Dell bloggers, I hope you are prepared for a sure flood of comments from customers with their specific sagas of woe. You’re going to have customers who will want answers to their own problems or who will want to hear about changes at Dell that will solve the problems they’ve had. It’s starting already. See this comment:
So please use this blog to tell us, *specifically* what is Dell doing to improve in this area? When will we, as customers, see significant change in this area? Is there light at the end of this long dark tunnel?
I see the Lionel Menchaca, the digital media manager, answering a few comments and that’s good. But you’d better be prepared for a mob.

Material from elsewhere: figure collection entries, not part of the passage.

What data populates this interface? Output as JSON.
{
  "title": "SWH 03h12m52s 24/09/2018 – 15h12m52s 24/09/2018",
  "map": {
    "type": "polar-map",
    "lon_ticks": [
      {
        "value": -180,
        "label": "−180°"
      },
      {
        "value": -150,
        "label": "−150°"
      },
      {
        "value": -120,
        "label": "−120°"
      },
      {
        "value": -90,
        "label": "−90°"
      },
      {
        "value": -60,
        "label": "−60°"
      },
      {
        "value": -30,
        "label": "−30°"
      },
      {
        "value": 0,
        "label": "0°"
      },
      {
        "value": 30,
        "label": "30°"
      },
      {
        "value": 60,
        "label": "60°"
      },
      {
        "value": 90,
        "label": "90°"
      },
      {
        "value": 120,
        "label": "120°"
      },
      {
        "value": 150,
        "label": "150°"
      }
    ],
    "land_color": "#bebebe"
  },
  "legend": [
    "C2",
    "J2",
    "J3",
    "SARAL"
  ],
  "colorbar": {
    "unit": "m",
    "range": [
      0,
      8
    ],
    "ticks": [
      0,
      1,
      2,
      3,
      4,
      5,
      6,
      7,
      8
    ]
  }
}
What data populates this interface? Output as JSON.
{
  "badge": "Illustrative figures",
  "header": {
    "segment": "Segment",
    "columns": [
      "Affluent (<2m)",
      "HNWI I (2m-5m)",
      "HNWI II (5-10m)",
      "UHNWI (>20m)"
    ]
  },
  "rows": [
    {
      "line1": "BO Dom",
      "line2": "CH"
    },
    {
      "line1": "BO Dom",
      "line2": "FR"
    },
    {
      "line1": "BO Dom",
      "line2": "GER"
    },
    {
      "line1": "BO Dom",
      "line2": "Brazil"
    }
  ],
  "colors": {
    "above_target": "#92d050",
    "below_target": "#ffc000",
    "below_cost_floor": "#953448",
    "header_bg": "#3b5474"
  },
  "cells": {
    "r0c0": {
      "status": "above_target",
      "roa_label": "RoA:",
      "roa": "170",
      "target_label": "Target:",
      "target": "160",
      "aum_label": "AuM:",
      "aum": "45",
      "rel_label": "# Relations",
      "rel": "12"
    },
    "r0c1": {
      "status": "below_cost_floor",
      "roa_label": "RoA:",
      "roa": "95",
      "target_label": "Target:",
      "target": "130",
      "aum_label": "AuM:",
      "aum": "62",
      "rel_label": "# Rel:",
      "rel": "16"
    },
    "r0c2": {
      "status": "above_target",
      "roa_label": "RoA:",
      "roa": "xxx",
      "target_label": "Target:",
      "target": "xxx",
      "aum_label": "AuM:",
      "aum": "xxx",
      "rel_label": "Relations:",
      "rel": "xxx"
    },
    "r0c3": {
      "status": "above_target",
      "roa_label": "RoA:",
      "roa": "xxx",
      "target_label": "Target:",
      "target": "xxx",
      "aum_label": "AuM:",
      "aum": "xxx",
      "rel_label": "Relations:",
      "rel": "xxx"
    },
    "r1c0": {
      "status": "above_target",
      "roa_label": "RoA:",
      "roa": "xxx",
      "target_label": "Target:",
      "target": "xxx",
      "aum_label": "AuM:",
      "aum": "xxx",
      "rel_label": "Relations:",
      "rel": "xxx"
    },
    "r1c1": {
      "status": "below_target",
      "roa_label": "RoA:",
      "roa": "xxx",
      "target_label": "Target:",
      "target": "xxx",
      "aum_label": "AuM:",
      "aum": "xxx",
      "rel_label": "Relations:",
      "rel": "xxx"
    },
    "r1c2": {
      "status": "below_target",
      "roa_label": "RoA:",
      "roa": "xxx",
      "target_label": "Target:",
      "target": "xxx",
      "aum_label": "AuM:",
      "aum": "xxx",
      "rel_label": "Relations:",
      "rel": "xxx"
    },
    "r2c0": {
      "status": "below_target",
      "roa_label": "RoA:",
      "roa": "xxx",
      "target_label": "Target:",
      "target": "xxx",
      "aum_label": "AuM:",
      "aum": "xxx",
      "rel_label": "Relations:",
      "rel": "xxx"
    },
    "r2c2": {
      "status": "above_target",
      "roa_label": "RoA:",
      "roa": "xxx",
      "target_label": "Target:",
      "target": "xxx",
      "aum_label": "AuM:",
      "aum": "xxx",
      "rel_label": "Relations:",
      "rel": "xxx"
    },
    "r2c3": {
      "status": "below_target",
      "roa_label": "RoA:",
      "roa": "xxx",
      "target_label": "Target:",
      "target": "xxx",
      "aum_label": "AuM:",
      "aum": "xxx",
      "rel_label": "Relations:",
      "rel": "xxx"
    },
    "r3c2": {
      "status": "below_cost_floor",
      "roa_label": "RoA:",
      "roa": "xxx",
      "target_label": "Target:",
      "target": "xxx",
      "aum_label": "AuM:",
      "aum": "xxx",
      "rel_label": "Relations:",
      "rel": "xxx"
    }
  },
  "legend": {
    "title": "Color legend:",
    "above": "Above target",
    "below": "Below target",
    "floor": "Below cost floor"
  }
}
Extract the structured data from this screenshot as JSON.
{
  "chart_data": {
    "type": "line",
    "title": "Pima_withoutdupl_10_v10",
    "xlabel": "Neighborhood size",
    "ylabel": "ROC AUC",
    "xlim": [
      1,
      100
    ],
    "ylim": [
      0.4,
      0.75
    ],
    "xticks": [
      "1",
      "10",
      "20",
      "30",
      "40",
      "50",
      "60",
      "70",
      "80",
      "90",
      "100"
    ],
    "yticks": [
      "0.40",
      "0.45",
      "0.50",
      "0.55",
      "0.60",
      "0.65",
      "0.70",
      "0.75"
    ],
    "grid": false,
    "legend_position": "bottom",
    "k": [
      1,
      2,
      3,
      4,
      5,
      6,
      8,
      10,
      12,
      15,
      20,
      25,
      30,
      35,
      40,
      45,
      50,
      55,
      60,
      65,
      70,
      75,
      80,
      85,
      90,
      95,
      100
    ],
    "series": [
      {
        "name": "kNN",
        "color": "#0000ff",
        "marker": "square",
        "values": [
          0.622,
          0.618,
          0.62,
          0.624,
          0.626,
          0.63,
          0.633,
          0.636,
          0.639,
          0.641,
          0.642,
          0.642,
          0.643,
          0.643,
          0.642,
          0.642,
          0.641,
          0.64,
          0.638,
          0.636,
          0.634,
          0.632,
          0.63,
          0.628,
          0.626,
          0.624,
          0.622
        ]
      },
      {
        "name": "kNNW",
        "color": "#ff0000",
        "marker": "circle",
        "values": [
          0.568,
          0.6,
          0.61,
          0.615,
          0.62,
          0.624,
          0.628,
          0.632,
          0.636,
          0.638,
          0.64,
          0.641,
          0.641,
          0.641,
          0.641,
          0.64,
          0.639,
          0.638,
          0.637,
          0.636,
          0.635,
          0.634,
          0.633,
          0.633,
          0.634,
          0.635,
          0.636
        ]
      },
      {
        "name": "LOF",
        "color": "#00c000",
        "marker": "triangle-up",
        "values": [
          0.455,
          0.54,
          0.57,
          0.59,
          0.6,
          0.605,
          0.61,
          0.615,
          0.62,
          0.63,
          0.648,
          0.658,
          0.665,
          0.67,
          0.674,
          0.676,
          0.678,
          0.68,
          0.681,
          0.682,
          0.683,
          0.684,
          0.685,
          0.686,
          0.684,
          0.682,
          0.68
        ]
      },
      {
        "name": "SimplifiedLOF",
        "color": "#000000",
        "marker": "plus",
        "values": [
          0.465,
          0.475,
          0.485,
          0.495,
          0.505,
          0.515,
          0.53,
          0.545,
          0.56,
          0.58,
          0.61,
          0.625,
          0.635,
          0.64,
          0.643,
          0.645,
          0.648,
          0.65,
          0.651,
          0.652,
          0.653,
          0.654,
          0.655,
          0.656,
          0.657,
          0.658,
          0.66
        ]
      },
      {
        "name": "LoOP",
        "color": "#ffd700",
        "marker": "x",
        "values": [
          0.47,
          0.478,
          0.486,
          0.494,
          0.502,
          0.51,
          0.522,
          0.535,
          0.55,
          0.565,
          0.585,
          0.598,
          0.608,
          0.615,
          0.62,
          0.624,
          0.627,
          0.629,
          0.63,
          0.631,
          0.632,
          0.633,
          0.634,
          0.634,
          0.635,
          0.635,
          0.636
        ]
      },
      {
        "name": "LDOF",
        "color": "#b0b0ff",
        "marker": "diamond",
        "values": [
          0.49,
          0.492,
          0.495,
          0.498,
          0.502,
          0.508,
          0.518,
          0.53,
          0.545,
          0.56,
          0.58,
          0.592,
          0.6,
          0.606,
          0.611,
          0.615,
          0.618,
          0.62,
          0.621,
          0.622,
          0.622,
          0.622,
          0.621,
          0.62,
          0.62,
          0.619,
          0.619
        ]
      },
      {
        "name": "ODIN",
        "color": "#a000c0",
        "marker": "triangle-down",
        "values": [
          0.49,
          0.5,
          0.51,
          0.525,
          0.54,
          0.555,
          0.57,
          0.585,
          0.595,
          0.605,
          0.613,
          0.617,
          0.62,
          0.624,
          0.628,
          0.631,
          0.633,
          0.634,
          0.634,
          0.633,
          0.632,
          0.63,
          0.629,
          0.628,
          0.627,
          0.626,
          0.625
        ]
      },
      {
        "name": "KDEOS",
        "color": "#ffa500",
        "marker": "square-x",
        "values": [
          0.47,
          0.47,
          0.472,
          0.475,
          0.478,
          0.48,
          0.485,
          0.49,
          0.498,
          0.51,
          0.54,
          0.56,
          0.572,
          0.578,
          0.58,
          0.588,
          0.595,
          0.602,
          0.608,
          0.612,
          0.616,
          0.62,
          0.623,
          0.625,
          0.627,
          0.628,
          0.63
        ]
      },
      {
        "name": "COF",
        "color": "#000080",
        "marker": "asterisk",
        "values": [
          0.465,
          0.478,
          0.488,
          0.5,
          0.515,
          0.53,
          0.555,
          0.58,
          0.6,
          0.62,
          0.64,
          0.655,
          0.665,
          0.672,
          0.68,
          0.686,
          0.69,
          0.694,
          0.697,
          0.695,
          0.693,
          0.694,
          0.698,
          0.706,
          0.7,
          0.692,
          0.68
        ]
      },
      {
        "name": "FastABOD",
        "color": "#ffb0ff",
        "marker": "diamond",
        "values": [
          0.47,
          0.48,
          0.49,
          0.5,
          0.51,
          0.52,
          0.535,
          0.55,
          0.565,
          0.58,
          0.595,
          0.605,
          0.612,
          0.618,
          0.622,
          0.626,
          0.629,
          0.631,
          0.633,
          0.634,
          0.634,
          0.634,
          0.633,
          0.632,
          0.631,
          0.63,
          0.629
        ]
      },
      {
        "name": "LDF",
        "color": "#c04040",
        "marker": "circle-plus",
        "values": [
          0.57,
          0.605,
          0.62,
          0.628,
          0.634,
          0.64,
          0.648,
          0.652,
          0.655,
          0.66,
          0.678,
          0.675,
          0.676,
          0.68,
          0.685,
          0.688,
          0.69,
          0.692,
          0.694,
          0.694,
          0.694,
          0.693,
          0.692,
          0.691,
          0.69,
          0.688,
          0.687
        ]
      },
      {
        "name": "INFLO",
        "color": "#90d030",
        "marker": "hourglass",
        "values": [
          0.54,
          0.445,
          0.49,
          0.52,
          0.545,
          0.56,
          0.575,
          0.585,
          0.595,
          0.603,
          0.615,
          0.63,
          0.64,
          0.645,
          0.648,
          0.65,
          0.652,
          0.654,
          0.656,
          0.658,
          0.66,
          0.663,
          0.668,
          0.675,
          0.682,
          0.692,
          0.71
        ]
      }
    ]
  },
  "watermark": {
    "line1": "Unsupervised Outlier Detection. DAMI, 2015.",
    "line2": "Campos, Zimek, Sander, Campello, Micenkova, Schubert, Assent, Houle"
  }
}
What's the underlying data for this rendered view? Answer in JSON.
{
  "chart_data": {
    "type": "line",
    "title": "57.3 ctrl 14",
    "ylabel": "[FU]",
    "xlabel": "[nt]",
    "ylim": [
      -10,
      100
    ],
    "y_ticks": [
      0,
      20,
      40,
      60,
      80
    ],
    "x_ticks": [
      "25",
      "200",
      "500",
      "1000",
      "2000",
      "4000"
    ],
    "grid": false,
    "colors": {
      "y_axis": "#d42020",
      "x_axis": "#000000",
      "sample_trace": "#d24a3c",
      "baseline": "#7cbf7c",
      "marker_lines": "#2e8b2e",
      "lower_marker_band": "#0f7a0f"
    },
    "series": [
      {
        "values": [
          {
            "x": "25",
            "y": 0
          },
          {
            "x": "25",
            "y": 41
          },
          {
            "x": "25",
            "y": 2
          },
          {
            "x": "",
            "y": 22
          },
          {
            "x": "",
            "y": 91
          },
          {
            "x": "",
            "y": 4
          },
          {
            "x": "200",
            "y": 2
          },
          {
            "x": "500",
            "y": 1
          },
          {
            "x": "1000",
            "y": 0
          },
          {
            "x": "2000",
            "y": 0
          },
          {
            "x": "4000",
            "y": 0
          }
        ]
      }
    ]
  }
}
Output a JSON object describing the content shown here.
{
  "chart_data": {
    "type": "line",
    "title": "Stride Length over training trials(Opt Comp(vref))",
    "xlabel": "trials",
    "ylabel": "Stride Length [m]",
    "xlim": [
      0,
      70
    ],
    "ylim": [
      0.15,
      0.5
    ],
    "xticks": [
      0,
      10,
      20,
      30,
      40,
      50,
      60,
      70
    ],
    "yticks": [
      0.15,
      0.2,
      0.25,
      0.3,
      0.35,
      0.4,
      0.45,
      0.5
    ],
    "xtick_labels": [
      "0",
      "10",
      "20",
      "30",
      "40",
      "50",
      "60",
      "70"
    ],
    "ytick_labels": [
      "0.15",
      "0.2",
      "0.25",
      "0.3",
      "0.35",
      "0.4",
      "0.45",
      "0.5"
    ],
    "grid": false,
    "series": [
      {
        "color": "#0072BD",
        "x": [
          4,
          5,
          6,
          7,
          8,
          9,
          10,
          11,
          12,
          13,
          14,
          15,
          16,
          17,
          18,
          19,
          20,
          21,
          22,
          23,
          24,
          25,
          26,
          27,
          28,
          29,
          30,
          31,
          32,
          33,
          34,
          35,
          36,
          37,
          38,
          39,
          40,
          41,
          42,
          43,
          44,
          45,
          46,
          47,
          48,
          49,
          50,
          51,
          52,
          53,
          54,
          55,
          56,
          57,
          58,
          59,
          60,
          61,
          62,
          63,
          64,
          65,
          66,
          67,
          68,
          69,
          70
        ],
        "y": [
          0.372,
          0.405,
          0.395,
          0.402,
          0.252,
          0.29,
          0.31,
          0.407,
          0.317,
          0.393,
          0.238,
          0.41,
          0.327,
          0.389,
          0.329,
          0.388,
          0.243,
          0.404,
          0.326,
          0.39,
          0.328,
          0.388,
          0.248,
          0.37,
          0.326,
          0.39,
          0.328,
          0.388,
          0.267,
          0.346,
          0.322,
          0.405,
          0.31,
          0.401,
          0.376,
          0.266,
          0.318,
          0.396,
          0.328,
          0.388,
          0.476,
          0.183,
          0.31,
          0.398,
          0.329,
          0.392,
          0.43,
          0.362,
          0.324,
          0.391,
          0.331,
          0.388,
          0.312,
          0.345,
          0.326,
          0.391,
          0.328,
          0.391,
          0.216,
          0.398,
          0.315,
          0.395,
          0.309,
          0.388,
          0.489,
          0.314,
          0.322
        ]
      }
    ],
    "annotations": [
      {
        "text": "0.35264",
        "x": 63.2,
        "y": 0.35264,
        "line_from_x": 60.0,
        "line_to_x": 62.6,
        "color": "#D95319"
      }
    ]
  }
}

I never intended to form a mob of unhappy Dell customers. They formed themselves. When I wrote my original post on June 21 last year, my only intent was to add to the wisdom of the crowds you find when searching Google for the wisdom of the pissed-off crowd, the true consumer reports you find when you look for any brand followed by the word “sucks.” But the response was incredible. That original post got 253 comments (which are now, unfortunately, broken); thousands more came in with comments to later posts, their own blog posts and links, and emails. The mob coalesced around my complaint with their own complaints; that is how the internet works. To this day, I get plaintive emails, comments, and links from people telling me their own stories and frustrations in the hope that I can help. I can’t, of course. It’s evident that I am the last person to have a link to Dell.
Just yesterday, I got an email from a nice minister — a gentle man of the cloth — who said:
please… omg… please help with a Dell question.
Not the ‘oh, my God’ reference from a pastor. The man’s desperate.
I, too am in Dell Hell right now…
Note the ‘hell’ reference. He knows whereof he preaches.
…something that has NEVER happened to me in working for at least 10 years with a dell machine. I have been so very happy up to now. I feel the only way I can get my point across is to write directly to Michael Dell … the problem? nowhere on their website can I find his information or his office’s info. please help, for the link on your website that i thought might go to it has been removed from their website. thank you in advance for your help.
I told him that I couldn’t help. As near as I can tell, Dell changed its email address structure after I got to a vice president’s person; that veep seems to have left anyway; and that veep’s person has not responded to other people I sent her way (she even refused to help me again should I have continued to be a Dell customer).
So I told the good padre to go to the new Dell blog because now they’re listening. He’s doing that I’ll watch with interest the rest of his tale.
Now I know someone at Dell will say that the company already has forums and phones where people are supposed to come. But as Laura Bosworth admitted on the Dell blog yesterday– and good for her — those systems aren’t working. She also warned that there are no magic wands to fix it. That’s fine.
But I guarantee that a mob will gather outside your door and if they don’t think they are being heard and don’t see reason to hope for improvement, they will get louder and pick up their pitchforks and torches and then we’ll hear people say, well, this is what happens when you venture into the frightening blogosphere. But on the other hand, if you deal with these people and their problems directly, you can win them over.
Can you respond to and solve every single problem in every comment and blog post? Probably not. But I’d start tackling the problems, one by one, in public, referring to the specific customers and their sagas. Dig into the problems; get to the employees they dealt with; be open with your own phone and customer records; talk to the managers involved; admit the problems; apologize; hear well what your customers are trying to tell you to help you — think of this as reporting on yourselves. Then share your solutions. Then track your solutions.
And be aware that your employees are reading, too. When they see you get to the bottom of a specific case, they will realize that they are being watched and not by their own cubiclemates — ‘this call may be recorded…’ — but by your customers.
Of course, a blog alone won’t solve Dell’s many problems with customer service and quality; you have to do that on your own. But it can help.